Date Approved


Degree Type

Open Access Senior Honors Thesis

Department or School

History and Philosophy

First Advisor

Brian Bruya, Ph.D.

Second Advisor

Jill Dieterle, Ph.D

Third Advisor

Peter W. Higgins, Ph.D.


One of the great shortcomings of Cartesian mind-body dualism has been what is known as the Mind-Body Problem. Specifically, how does the mind (an immaterial substance) affect the body (a material substance) and vice versa. One of the first Indian philosophical traditions, Samkhya, provides a strict dualism as Descartes does, but does not encounter the mind-body Problem. Samkhya avoids the problem of mind-body interaction by drawing the dividing line differently than Descartes does.
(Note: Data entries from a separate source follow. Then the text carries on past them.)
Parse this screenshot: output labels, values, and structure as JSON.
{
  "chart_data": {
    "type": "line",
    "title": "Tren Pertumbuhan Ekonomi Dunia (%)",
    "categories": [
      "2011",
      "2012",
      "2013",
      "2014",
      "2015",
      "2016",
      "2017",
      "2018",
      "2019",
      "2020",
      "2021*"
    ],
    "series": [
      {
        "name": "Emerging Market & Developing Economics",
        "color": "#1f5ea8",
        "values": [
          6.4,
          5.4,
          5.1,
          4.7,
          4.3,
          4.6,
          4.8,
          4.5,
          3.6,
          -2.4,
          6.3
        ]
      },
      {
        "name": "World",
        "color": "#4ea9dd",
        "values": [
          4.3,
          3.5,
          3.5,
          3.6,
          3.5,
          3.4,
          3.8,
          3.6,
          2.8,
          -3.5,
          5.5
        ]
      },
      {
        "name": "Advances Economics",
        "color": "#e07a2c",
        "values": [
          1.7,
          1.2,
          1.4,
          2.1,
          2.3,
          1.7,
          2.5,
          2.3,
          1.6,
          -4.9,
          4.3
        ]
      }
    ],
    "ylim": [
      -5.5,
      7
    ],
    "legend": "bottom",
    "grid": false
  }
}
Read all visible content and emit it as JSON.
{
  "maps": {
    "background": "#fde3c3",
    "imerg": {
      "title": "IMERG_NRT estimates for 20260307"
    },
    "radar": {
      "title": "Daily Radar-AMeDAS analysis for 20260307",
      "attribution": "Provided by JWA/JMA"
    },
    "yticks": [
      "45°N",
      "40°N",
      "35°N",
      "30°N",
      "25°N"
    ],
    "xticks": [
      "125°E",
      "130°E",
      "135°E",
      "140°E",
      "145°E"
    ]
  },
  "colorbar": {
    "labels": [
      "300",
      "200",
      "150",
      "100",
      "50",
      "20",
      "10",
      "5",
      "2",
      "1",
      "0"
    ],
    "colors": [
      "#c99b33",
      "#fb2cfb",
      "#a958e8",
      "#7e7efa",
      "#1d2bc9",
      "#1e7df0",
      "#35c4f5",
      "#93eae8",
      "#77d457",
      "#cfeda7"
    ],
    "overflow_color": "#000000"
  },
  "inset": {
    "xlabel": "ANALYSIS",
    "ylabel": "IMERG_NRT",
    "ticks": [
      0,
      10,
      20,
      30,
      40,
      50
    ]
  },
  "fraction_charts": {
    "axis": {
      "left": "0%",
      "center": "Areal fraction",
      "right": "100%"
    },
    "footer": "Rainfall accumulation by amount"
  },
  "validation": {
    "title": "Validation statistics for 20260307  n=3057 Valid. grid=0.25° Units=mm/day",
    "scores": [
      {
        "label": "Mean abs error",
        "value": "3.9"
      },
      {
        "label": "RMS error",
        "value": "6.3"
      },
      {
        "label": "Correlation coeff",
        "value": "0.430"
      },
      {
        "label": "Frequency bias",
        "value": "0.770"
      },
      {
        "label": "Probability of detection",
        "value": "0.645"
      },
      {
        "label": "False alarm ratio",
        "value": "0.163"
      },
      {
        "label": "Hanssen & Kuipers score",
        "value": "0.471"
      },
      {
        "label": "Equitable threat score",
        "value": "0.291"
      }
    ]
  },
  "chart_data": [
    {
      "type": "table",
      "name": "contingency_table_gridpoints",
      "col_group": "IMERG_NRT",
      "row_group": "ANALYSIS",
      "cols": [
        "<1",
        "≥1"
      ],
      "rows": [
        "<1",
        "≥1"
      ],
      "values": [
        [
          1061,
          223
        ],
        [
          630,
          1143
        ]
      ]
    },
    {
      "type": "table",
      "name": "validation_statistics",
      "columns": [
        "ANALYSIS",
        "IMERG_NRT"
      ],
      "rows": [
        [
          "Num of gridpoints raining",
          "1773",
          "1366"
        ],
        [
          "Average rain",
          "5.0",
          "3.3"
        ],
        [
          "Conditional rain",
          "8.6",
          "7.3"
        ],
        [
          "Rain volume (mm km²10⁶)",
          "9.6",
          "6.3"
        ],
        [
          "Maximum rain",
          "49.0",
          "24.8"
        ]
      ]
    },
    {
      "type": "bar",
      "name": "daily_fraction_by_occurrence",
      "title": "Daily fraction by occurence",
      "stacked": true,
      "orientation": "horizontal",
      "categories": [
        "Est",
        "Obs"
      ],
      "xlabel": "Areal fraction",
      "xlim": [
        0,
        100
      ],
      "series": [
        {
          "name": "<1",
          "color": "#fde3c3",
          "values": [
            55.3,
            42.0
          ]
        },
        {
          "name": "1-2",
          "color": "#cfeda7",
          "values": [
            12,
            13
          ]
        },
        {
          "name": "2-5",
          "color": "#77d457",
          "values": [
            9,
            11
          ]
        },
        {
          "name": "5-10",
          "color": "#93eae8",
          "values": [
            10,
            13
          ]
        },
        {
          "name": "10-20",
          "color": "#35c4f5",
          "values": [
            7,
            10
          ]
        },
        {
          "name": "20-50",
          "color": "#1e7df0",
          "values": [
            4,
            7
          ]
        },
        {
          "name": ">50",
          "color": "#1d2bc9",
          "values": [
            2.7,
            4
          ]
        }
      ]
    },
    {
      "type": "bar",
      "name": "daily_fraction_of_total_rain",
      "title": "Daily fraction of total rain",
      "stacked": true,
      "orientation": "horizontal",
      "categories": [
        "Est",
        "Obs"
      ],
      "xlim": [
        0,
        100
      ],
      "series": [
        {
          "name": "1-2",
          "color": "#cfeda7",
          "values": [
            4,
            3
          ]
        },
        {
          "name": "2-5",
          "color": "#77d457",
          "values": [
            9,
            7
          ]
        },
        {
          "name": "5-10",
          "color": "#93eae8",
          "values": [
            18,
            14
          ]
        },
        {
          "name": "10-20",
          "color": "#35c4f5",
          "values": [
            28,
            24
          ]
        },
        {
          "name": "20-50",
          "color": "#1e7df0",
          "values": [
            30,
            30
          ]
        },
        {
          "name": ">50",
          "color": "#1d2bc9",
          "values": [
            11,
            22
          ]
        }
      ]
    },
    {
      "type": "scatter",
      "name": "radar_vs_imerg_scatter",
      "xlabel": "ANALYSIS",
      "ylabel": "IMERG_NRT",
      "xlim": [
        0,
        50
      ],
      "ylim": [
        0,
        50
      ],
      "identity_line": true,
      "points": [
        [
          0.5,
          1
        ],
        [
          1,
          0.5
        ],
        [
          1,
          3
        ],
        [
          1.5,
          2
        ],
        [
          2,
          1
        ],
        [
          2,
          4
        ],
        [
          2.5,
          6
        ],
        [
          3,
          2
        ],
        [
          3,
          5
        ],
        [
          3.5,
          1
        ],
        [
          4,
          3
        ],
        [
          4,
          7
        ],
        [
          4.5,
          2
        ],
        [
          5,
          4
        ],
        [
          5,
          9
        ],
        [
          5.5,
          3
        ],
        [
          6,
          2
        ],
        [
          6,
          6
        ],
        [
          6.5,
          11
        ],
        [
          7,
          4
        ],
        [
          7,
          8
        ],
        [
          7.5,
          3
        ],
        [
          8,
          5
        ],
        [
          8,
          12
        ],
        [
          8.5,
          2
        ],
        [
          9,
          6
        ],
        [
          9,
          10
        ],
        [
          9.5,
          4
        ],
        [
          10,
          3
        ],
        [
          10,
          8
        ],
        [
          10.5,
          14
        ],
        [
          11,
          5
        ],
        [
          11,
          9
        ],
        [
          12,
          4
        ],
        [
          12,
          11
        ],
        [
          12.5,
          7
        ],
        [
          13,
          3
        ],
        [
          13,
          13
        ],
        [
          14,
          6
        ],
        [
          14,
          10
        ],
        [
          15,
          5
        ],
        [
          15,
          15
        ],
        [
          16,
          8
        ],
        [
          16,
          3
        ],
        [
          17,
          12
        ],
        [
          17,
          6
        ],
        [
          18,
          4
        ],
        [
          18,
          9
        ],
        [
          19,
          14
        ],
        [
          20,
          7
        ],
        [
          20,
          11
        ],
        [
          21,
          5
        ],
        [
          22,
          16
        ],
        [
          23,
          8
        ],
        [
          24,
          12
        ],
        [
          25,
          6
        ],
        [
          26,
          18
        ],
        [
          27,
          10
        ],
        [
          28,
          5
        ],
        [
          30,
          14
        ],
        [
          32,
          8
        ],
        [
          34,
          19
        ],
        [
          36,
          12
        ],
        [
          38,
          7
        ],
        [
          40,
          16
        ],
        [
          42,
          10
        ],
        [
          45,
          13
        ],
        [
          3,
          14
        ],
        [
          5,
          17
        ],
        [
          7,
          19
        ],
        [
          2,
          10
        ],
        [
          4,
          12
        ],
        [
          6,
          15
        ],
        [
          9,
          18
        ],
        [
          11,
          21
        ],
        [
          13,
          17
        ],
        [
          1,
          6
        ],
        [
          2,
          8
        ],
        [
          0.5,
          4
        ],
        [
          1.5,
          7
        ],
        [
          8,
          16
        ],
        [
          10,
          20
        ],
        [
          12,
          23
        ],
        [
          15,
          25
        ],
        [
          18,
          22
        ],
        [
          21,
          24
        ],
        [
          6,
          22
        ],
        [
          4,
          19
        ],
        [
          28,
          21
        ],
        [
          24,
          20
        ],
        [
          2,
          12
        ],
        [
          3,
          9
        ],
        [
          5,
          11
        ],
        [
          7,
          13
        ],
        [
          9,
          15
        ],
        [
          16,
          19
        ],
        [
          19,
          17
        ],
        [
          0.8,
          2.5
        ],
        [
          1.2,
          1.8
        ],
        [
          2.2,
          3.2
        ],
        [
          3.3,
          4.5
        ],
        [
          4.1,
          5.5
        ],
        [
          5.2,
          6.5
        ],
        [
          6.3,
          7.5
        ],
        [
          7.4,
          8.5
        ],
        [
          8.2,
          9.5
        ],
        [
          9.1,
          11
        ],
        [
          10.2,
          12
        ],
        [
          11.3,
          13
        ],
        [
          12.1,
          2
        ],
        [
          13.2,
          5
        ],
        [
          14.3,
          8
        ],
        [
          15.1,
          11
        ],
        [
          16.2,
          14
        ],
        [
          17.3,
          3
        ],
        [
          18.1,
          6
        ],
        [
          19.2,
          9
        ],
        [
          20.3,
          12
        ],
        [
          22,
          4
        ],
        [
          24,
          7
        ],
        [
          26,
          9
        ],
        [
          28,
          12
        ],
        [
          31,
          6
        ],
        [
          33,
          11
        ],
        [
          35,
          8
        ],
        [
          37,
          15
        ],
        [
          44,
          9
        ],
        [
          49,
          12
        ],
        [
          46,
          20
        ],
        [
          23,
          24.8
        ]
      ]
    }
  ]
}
Instead of dividing the world into mental and physical, Samkhya divides the world into pure awareness (purusha) and everything else (prakriti). Which of course includes the mind and will. This paper argues that the avoidance of the mind-body problem makes Samkhya a less problematic dualist structure. The Samkhya school’s conception of purusha as pure awareness also fits into contemporary discussions on consciousness in an interesting way. Principally, an obsession with phenomenal consciousness or qualia, misses what is at the rock bottom of mental life: Awareness itself, a feature that Samkhya highlights as distinct, while other philosophers conflate it with experience. Realizing the existence of purusha can be quite difficult and is recognized as such by the Samkhya school itself. Luckily, it can be glimpsed through a moderate amount of meditative training. Since seeing purusha is a matter of purely subjective experience, it may be hard to grant the idea any merit. A virtue of this concept and of meditation itself, is that it is objective in a particular sense laid out by Max Velmans, who reduces the empirical method to: If an observer performs procedure P, under the conditions O, they should observe or experience result R (181). So, when an observer performs the right meditative procedure under the right conditions, they should observe and experience purusha.